-Bülent Parlak’ın ‘Sonra Canan Önce Canan’ına ütüsüz bir sarılma-
O benim kalbimdi, bin dokuz yüz seksen iki yerinden kırdığınız
Kapınıza gelmiştim dünya diye, markut bir hahamdınız
Seviyordum üstelik , bakıp uyacağım elleriniz vardı
Yerkürede savaş bilmez bir vadi inşa edemezdim, tamam
Tamam, kırıklarımdan bahçelenmiyordu su
Çocukları seviyordum ve kalbim bir masalın içine sığmıyordu
Yüzünüze yakışacak bir jilet darbesi kadardım
Tamam! Kan dediğiniz benim kırmızımdan akmıyordu.
Kapınıza gelmiştim kuşlar bir göğü yererken
Demiştim ki: benim anahtarım kalbimdir
Açmak için bu kadar hırpalamayın
Bir kilit kapısına nasıl küsüp gitsin
Markutluk benim de içimdedir.
İnsan, gitmemeyi bir kuşa bağlayıp
Haberleşmek ister kendiyle aynada
Herkes tarafından kırılan bir suretse bu
Gamzesinde kuşlar can çekişiyor demektir
Akmıyorsa boyası bir hiçliğin
Yağmurdan sonra ıslanmak kadar talihsiz
Şehir çıkmazı bir metro
Yürüdüğünüz kadar ayak direyebilen iç ses
Ve tabelalar, küçük küçük yazılar, sokaklara sürükleyen girdap notları
Yazı ki 0,5 uç kırılganlığında bir kaderdir…
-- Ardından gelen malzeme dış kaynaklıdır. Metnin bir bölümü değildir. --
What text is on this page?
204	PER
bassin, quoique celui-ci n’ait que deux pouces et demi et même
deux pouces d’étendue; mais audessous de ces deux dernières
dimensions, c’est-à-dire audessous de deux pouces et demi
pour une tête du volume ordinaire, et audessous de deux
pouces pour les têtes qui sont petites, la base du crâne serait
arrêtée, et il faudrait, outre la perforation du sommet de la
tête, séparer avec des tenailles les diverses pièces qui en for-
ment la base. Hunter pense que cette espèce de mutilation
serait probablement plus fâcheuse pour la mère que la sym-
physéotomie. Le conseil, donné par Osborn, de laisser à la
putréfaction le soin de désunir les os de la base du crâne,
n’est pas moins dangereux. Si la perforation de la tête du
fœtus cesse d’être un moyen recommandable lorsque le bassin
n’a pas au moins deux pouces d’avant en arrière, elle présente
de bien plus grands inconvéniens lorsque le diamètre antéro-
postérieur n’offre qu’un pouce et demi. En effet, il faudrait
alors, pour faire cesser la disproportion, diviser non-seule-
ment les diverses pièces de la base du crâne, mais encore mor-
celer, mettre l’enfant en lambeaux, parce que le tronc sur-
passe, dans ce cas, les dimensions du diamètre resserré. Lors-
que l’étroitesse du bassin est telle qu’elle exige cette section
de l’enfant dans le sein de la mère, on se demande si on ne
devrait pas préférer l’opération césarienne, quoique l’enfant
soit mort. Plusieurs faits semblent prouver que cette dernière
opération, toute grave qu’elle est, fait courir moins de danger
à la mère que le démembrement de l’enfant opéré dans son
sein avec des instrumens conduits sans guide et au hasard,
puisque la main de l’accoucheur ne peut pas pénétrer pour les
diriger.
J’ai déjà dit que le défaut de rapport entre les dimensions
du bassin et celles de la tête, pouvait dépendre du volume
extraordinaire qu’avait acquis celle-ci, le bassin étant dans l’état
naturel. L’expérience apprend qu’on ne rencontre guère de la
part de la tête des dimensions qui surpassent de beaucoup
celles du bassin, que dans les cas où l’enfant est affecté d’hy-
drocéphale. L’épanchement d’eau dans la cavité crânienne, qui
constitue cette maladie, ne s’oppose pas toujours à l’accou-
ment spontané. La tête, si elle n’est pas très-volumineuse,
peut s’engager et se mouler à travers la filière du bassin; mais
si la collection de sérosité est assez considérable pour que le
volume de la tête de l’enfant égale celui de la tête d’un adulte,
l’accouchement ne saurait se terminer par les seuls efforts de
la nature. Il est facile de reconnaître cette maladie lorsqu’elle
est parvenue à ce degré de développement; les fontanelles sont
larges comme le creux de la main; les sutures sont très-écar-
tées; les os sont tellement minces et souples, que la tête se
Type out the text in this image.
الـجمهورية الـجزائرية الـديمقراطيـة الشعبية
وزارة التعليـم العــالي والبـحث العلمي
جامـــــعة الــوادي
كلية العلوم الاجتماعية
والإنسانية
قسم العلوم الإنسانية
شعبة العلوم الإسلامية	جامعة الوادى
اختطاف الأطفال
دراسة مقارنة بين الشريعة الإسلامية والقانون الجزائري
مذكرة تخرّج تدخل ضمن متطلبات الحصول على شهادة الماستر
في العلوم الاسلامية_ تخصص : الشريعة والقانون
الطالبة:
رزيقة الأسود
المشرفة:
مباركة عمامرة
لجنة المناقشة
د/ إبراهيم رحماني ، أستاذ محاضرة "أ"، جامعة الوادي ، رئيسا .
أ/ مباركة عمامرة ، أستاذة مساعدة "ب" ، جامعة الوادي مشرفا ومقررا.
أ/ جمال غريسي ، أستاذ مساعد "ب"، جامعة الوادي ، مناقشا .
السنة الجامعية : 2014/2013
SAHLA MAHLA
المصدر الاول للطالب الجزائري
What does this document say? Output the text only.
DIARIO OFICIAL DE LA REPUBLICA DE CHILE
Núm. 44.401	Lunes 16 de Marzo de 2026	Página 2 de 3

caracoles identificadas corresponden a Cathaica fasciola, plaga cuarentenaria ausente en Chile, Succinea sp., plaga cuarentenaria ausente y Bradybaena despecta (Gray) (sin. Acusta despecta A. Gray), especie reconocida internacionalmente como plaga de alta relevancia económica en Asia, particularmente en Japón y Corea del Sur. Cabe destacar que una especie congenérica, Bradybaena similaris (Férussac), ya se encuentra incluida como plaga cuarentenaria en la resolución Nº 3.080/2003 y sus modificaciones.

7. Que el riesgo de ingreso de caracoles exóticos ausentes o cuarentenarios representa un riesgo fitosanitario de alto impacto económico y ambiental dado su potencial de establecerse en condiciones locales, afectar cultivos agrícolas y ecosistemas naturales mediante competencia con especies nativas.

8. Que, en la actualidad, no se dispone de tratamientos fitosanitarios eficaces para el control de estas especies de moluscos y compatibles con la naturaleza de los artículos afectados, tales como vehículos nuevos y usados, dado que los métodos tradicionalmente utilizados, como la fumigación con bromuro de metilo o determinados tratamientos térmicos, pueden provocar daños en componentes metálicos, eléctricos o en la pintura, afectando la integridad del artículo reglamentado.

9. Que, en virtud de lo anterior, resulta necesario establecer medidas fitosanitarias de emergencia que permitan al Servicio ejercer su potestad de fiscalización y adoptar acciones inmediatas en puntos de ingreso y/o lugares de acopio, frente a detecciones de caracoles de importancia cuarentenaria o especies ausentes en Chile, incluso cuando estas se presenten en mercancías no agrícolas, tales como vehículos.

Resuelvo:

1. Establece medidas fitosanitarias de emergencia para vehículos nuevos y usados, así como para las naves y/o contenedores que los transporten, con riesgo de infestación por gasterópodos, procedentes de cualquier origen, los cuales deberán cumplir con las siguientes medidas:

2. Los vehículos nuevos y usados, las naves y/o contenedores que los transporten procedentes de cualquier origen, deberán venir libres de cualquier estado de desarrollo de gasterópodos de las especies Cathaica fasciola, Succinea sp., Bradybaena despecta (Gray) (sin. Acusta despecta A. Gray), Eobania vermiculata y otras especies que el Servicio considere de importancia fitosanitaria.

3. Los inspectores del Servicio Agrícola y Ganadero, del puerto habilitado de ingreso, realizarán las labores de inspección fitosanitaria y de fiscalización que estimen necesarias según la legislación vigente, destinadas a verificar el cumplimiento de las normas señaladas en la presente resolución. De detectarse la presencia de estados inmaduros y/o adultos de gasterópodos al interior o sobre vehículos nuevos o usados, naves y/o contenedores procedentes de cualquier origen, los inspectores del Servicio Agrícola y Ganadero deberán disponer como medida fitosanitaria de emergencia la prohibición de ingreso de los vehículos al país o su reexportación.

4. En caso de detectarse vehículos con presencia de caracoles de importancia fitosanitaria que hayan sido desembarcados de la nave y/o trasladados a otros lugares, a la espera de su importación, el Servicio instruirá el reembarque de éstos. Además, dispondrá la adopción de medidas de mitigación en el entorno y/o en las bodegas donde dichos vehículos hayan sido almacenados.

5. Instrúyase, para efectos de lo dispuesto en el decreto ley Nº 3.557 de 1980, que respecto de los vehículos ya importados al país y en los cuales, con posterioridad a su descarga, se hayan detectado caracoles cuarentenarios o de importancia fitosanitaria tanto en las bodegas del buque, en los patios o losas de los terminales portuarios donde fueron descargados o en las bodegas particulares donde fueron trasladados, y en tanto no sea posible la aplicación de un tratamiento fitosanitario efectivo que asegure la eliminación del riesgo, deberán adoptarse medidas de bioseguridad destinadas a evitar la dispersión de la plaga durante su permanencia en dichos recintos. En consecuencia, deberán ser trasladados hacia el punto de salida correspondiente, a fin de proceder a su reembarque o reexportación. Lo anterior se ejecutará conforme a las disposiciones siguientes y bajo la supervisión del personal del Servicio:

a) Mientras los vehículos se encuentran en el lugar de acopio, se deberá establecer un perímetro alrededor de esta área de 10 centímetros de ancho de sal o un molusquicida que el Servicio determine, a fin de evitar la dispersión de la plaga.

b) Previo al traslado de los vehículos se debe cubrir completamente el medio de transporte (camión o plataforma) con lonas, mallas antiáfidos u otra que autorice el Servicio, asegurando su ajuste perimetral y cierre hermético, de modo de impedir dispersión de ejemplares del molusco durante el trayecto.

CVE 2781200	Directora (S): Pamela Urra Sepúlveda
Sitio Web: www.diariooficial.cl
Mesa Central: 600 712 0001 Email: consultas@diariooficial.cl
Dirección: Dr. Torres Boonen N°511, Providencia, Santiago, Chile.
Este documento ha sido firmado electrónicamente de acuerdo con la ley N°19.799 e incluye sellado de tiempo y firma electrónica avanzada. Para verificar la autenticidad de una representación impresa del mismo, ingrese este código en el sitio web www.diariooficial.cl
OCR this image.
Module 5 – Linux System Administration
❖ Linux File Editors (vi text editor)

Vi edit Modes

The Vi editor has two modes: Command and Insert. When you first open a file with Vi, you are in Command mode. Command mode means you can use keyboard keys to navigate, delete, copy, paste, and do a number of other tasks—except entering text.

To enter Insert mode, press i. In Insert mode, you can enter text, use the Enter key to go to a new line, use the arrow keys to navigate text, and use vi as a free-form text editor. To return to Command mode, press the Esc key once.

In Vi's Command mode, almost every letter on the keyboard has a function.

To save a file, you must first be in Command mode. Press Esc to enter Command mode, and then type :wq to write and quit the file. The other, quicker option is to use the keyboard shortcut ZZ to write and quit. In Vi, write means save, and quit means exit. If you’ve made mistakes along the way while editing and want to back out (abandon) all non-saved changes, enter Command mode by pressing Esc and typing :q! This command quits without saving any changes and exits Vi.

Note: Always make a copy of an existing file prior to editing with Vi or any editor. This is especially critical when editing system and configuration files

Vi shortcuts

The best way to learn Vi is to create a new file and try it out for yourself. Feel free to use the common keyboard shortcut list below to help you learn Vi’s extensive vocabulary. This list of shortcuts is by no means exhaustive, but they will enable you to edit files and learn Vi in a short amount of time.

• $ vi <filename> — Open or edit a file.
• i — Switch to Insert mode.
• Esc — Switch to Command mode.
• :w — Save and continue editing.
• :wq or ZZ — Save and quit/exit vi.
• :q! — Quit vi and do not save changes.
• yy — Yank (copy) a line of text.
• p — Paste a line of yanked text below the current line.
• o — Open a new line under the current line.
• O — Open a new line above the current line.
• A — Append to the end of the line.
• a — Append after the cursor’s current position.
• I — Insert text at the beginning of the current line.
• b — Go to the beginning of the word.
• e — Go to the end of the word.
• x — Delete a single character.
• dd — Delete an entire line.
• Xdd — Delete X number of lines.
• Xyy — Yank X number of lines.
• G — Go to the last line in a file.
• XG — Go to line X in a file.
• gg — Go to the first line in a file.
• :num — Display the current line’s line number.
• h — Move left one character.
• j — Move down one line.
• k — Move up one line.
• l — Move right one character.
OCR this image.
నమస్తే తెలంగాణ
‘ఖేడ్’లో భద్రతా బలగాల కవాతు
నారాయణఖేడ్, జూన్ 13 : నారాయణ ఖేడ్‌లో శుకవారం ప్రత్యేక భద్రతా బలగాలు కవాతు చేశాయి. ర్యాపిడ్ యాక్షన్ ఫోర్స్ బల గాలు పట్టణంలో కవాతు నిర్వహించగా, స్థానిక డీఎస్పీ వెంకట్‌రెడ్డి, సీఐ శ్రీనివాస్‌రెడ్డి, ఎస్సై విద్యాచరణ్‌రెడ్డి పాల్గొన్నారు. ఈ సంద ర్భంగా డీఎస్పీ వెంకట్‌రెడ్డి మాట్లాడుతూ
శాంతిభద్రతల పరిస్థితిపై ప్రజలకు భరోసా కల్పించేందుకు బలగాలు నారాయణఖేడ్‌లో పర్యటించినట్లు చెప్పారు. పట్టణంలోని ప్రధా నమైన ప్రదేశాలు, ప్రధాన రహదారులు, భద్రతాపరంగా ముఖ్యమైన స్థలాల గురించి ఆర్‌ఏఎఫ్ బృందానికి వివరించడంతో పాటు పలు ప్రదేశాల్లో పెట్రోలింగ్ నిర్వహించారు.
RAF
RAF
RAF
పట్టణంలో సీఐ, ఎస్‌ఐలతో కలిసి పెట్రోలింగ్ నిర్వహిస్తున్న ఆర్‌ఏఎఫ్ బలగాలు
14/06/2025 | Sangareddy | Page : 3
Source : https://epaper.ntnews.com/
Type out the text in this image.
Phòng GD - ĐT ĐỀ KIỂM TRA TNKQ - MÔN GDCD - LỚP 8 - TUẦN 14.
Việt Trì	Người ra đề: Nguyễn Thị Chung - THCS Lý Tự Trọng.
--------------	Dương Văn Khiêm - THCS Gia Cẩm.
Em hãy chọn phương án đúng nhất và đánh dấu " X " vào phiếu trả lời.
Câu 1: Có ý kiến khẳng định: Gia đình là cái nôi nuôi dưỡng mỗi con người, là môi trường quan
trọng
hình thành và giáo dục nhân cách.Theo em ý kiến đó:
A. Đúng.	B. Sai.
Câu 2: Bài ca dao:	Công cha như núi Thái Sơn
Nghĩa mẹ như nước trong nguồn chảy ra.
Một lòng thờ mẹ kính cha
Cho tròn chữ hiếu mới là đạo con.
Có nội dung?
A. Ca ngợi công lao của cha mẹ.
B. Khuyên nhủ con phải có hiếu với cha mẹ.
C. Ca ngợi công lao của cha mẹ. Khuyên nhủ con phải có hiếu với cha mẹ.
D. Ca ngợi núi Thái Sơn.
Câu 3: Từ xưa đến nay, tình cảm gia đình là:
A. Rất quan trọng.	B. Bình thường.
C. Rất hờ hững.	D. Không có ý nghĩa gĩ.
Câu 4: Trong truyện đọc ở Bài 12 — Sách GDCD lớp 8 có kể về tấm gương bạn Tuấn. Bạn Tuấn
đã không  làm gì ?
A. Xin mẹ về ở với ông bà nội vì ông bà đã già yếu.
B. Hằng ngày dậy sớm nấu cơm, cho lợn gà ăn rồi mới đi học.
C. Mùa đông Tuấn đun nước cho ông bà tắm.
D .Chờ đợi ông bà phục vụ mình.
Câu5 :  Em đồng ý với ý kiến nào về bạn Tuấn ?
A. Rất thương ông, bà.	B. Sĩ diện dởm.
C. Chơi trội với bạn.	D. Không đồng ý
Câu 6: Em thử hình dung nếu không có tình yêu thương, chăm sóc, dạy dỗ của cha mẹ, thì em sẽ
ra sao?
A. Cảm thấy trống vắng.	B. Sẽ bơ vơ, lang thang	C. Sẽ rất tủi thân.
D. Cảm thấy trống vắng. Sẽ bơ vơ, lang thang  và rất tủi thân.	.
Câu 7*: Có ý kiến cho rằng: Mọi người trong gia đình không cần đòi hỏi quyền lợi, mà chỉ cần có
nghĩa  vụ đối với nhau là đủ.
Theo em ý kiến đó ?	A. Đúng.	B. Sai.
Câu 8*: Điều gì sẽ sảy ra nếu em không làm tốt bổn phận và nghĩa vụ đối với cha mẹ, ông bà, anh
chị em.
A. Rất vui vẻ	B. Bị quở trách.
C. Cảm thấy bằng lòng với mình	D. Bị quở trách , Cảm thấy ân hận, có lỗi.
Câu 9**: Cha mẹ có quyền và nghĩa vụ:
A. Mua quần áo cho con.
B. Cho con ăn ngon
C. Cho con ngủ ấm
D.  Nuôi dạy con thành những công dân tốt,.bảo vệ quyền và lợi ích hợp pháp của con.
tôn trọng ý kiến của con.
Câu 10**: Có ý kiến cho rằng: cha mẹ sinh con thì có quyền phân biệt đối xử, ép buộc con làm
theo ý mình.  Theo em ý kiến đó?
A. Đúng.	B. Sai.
Keşke doğrulup yapmadıklarımı değil
Yaptıklarımdan çıkan dersleri umursasaydım
Bu beni barınağınıza bırakılmış bir tapınak yapardı
Toprağın ağzını kapardım, ellerimden âmin akıtarak
Sığınırdım, beslenirdim ve dahi huzur kanmak değildir bilirdim
Çalınmanın dokunmadığı bir kapının eşiğinde
Ütüsüz provalar eşliğinde
En ayıp nidalarda ses buruşturup, derdim ki:
Tak, tak, tak!
Sen kapısın bu kadar nazı bırak
Senin kimyanda açılmak var
Sırrın bir anahtar deliği kadar
Nasıl da sızıyor ince ince teninden geçmişin feri
Bâbun bâbâni esbak…
Say ki Yesrib’im, kendi içimde bir amâlikayım
Farz et ki bekliyorum bir hicretin bana gelmesini
Esv ve hazreç hiç küsmemiş bağrımda, Mâ’rib barajı yıkılmamış
Babil sürgününde nice Yahudi kabileleri görmüşüm
Ve hep hazır bir selametle beklemişim
Yumuşak başlılıkla beklemişim, asıl misafirimi…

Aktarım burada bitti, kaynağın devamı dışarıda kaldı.